Collin Jay Welp (born December 15, 1998) is an American-German professional basketball player for Mitteldeutscher BC of the German Basketball Bundesliga (BBL). He plays the power forward position.

==Early life and high school career==
Collin Welp was born on December 15, 1998, in Seattle, Washington. As a youth Welp played multiple sports, until he focused on basketball at Seattle Prep.

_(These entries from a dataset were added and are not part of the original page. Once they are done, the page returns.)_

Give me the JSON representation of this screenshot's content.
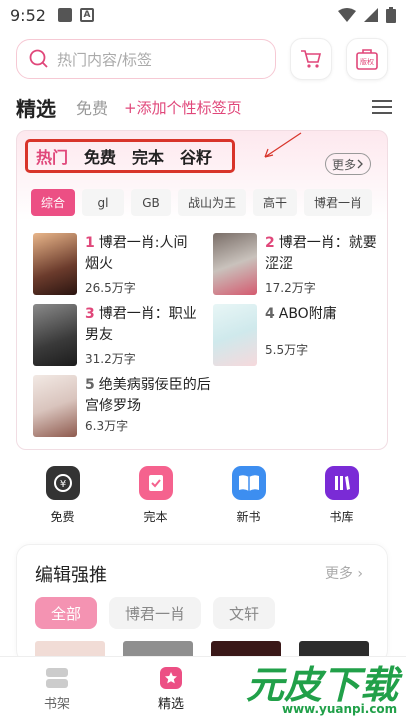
{
  "status": {
    "time": "9:52"
  },
  "search": {
    "placeholder": "热门内容/标签"
  },
  "header": {
    "badge_label": "版权"
  },
  "tabs": {
    "selected": "精选",
    "free": "免费",
    "add": "+添加个性标签页"
  },
  "hot": {
    "categories": [
      "热门",
      "免费",
      "完本",
      "谷籽"
    ],
    "more": "更多",
    "tags": [
      "综合",
      "gl",
      "GB",
      "战山为王",
      "高干",
      "博君一肖"
    ],
    "books": [
      {
        "rank": "1",
        "title": "博君一肖:人间烟火",
        "count": "26.5万字"
      },
      {
        "rank": "2",
        "title": "博君一肖：就要涩涩",
        "count": "17.2万字"
      },
      {
        "rank": "3",
        "title": "博君一肖：职业男友",
        "count": "31.2万字"
      },
      {
        "rank": "4",
        "title": "ABO附庸",
        "count": "5.5万字"
      },
      {
        "rank": "5",
        "title": "绝美病弱佞臣的后宫修罗场",
        "count": "6.3万字"
      }
    ]
  },
  "quick": [
    {
      "label": "免费",
      "icon": "coin-icon",
      "color": "#333333"
    },
    {
      "label": "完本",
      "icon": "check-book-icon",
      "color": "#f5628e"
    },
    {
      "label": "新书",
      "icon": "open-book-icon",
      "color": "#3d8ef0"
    },
    {
      "label": "书库",
      "icon": "library-icon",
      "color": "#7a2bd6"
    }
  ],
  "editor": {
    "title": "编辑强推",
    "more": "更多",
    "tabs": [
      "全部",
      "博君一肖",
      "文轩"
    ]
  },
  "nav": [
    {
      "label": "书架",
      "icon": "bookshelf-icon"
    },
    {
      "label": "精选",
      "icon": "star-icon"
    }
  ],
  "watermark": {
    "text": "元皮下载",
    "url": "www.yuanpi.com"
  },
  "colors": {
    "accent": "#e0477a",
    "highlight_box": "#d8342a",
    "watermark": "#21a049"
  }
}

In November 2016, during Welp's senior year in high school, he signed a national letter of intent with UC Irvine.

==College career==
After being redshirted as a freshman during the 2017–18 season for UC Irvine, Welp eventually played the next four years at the school. He finished his collegiate career with averages of 12.3 points, 5.9 rebounds and 1.4 assists per game.

==Professional career==
In July 2022, Welp began his professional career by signing a two-year contract with German club s.Oliver Würzburg. Following his stint with Würzburg, Welp moved to club BG Göttingen, ahead of the 2024–25 Bundesliga campaign. In Welp's lone season with Göttingen, the club endured tough defeats, while failing to avoid relegation. After the season, in June 2025, Welp remained in the first division by signing a one-year deal with Mitteldeutscher BC.

==National team career==
In November 2025, Welp was called up to the Germany national team for the first time. He made his debut in a 2027 FIBA World Cup qualifier, picking up four points and three rebounds in a win against Cyprus.

==Personal life==
Collin Welp is the son of the late former Germany national team legend Christian Welp. His younger brother Nic Welp also plays basketball professionally.